Humpty Dumpty 14 Agosto 2015 il 21:41
Non posso che essere d’accordo con te: Ushio e Tora è un manga che più di una volta commuove per le storie di umani e mostri struggenti.
Sono diverse i capitoli alla quale non puoi fare a meno di pensarlo e nel finale di commuoverti: i capitoli su Juro la bestia del vento impazzita, la storia della donna delle nevi durante il viaggio di Ushio ad Hokkaido, il viaggio di Ushio indietro nel tempo per sapere di come è stata forgiata la lancia della bestia e tutta la verità di sua madre oppure il bellissimo numero dove si racconta la storia del passato di Tora e del suo legame con la lancia e la maschera bianca.
Sono solo alcune delle storie che mi hanno letteralmente fatto amare questo manga.
Humpty Dumpty 14 Agosto 2015 il 21:35
Complimenti per l’articolo soprattutto per quello che riguarda Ushio & Tora: da sempre uno dei miei manga preferiti che lessi prima con la storica Granata Press e poi con Star comics che ha il grande merito di averlo completato, mi trovo d’accordissimo con tutto quello che c’è scritto.
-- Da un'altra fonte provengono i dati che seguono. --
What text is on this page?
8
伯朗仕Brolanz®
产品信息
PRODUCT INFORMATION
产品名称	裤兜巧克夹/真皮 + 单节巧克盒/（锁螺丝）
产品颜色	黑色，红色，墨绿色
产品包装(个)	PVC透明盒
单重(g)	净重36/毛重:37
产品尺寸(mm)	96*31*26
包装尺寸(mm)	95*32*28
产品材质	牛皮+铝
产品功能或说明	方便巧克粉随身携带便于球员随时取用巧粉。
Nonostante fosse Ushio il protagonista ho sempre guardato a Tora come il migliore personaggio della serie sotto ogni punto di vista e quando viene raccontato il suo passato e la sua relazione con la lancia della bestia (uno dei migliori e più commoventi passaggi del manga) ne sono sempre più convinto.
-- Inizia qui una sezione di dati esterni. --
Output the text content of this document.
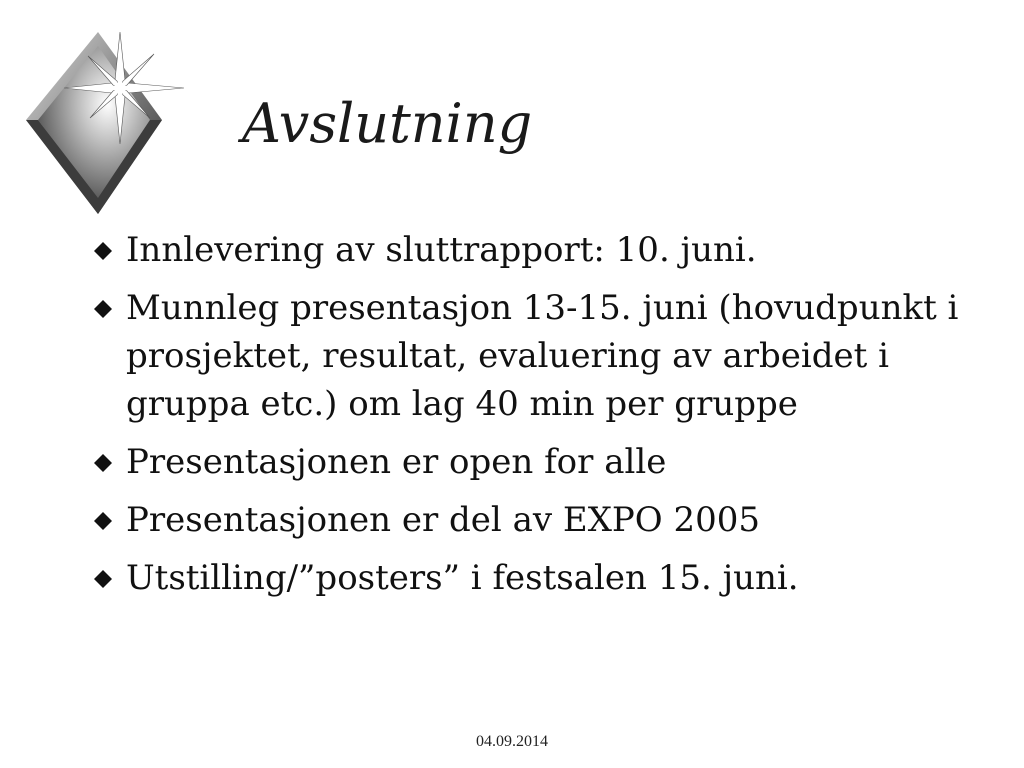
Avslutning
Innlevering av sluttrapport: 10. juni.
Munnleg presentasjon 13-15. juni (hovudpunkt i prosjektet, resultat, evaluering av arbeidet i gruppa etc.) om lag 40 min per gruppe
Presentasjonen er open for alle
Presentasjonen er del av EXPO 2005
Utstilling/”posters” i festsalen 15. juni.
04.09.2014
Dopo di questo Fujita non mi ha mai più convinto…. Ma devo recuperare Karakuri circus da poco ristampato dalla Goen e giudicare ancora.
Per quanto riguarda Togashi e i suoi manga: non mi hanno mai appassionato particolarmente, anche io sono tra quelli che leggeva Yu degli spettri su Express e lo leggevo con piacere pur non facendomi impazzire. L’ho preferito a hunter x hunter comunque che invece ho mollato dopo pochi numeri.